Many people eat reasonably, exercise moderately and do the right things for weight control, but still gain weight. Weight loss can be complicated.
Weight control is a major problem for tens of millions of people in the United States. Over 60% of adult Americans are overweight. Most people understand that the major causes of weight gain are poor eating habits and lack of proper exercise. Eating right and moving more seem simple enough, but many people really try to practice a proper lifestyle and still can’t lose weight. They may have special problems.
A Doctor’s Office is Always a Good Place to Start
Overweight people have greater chances for numerous medical problems — many are serious, including heart trouble, diabetes and psychological problems like depression. A physical examination can reveal existing conditions that might require special care.
Doctors can also determine if there are existing conditions that might interfere with one’s attempts to lose weight. If more exercise and proper eating habits don’t work consider the following:
1. Being female. Women tend to gain more weight as they age. This is due to the fact that women generally have less muscle mass than men. Muscle maintenance requires more calories. Men often can — and do — ordinary things that require more energy as a result of being stronger. Even so, men tend to gain weight with age.
2. Hypothyroidism. The thyroid gland helps control metabolism — the rate at which the body uses energy. Adults may feel that a lower energy level is a natural part of aging, but healthy adults can remain active and energetic much longer than most realize. Young or middle aged adults who experience chronic fatigue, unexplained weight gain, and other symptoms may have an under-active thyroid. A doctor can diagnose the condition and treatment is usually a matter of boosting the amount of thyroxin in the body by taking medication.

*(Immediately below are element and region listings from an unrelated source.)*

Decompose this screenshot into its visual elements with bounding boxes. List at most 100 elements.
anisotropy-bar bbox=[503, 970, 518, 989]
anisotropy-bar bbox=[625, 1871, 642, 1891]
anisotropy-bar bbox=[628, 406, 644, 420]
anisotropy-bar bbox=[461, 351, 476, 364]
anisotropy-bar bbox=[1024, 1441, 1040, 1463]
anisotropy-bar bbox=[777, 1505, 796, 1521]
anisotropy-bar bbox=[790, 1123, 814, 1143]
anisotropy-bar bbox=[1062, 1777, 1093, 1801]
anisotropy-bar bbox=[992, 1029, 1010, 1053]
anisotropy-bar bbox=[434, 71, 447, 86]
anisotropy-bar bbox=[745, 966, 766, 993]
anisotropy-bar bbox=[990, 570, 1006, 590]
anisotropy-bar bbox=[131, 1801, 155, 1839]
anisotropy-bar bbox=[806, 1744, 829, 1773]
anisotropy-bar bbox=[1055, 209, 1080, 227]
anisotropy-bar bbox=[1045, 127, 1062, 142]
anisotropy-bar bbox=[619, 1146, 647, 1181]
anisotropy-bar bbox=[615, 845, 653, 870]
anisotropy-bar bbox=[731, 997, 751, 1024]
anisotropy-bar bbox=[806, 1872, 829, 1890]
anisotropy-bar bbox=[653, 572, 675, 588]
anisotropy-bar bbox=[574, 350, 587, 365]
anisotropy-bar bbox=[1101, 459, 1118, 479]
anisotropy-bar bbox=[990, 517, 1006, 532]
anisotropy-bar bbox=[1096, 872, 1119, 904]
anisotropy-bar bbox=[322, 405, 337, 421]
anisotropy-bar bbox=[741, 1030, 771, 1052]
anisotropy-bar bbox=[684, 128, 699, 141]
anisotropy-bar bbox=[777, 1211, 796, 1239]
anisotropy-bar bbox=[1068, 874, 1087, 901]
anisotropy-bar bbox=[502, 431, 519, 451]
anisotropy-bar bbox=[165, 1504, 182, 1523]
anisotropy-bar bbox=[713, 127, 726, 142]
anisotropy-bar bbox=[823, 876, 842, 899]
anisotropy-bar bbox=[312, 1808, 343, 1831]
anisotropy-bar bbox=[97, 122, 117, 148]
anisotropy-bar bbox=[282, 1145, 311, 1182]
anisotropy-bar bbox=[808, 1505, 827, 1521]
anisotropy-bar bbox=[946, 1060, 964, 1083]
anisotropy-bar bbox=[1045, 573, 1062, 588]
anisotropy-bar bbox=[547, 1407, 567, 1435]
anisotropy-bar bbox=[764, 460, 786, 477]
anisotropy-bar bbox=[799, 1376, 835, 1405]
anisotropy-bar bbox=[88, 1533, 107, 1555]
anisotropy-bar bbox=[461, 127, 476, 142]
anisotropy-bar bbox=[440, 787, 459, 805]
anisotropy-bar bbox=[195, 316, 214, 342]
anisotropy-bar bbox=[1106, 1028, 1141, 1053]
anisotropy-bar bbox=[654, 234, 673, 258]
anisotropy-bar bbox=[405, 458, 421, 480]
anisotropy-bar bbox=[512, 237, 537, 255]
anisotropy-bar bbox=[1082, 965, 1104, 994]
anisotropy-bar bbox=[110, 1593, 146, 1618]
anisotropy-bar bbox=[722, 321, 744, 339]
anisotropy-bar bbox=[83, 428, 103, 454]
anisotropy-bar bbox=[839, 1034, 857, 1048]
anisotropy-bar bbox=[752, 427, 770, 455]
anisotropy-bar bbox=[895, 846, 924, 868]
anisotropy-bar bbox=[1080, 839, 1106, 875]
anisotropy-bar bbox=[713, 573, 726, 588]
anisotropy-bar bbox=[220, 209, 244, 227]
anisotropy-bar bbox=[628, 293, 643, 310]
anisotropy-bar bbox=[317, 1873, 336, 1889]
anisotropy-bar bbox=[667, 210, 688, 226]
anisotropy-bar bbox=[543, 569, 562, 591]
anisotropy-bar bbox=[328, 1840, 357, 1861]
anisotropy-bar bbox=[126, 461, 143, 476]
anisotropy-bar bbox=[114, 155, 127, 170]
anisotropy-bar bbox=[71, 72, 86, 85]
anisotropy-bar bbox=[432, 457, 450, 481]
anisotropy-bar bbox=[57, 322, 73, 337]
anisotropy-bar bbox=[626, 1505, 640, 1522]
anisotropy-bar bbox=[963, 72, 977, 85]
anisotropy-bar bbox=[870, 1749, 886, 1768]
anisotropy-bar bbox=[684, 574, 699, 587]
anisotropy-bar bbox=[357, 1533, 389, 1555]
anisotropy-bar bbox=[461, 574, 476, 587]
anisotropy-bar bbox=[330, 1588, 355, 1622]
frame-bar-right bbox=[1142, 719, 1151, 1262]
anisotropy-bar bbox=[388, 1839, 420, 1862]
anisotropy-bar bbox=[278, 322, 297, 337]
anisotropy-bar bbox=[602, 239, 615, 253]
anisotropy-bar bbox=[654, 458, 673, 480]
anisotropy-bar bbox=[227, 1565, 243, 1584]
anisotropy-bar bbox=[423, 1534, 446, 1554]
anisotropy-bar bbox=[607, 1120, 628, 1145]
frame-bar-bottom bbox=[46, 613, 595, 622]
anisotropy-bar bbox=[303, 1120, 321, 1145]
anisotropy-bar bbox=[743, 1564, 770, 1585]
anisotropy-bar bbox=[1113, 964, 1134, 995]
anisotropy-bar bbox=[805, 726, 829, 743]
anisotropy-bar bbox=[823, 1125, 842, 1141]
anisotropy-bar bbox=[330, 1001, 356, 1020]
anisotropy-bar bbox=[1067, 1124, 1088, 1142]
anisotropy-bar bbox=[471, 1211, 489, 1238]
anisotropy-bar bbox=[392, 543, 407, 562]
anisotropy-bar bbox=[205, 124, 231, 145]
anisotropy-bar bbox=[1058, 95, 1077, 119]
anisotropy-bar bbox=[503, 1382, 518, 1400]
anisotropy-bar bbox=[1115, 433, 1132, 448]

3. Lack of sleep. Less sleep or poor quality of sleep can affect can cause weight gain. The reasons can be complex, but it is at least partially related to the hormones leptin and ghrelin. Tiredness resulting from sleep deficit can cause depression and result in increased snacking on high calorie foods.
4. Subtle changes in eating habits. What and how people eat often changes over time. If those changes might involve an increased preference for higher calorie foods, weight gain can result. Slight increases in caloric intake, especially combined with slight decreases in physical activity, can slowly add up to what may seem like a mysterious weight gain aver time. Foods high in carbohydrates — sweets like pastries and candies — are notorious for causing weight gain.
5. Genetics. There is some evidence that genes can place certain people at risk for weight gain. This does not mean that bad genetics condemns a person to a lifetime of obesity.
6. Medication. Some medicines can make weight loss difficult either by increasing appetite or affecting metabolism.
7. Fluid retention. Although women have a tendency to retain fluid associated with their menstrual cycle, this is normal and temporary. Men and women can retain fluid for a variety of reasons some of which can be serious. Swelling of the ankles accompanied by shortness of breath that persists may be a reason for contacting a doctor immediately. Diet and some medications can also cause fluid retention.
8. Cushing’s Disease. Cushing’s disease is characterized by weight gain in the face, neck, trunk, and abdomen more than the extremities. It is rare, but generally caused by hormonal imbalances. Only a professional can properly diagnose and treat Cushing’s disease.
Suggestions for Losing Weight
Difficulty in losing weight — especially when accompanied by fatigue, weakness, and other symptoms — is a reason to make an appointment to see a doctor to determine if there are medical concerns.
Fad diets are typically not suggested. Weight loss is generally a simple matter of understanding that the daily calories taken in should not exceed the calories used. Fad diets may emphasize various combinations of foods or some supplement, but also stress two common factors — increased exercise and/or reduced calories.
Knowing what one eats and how much one eats is essential to weight loss. Keeping a diary of foods and beverages that contain calories can often reveal that calorie intake is more than expected. A food calorie chart helps in providing the calorie value of foods. Understanding calories needs for age, weight, and activity level is also helpful.
Losing weight for most people is a simple matter of reducing calories and increasing exercise. Sometimes these traditional methods seem ineffective. Inability to lose weight can have a simple, harmless cause or can be a reason to contact a physician. Knowledge of one’s body and what is normal are essential for weight control.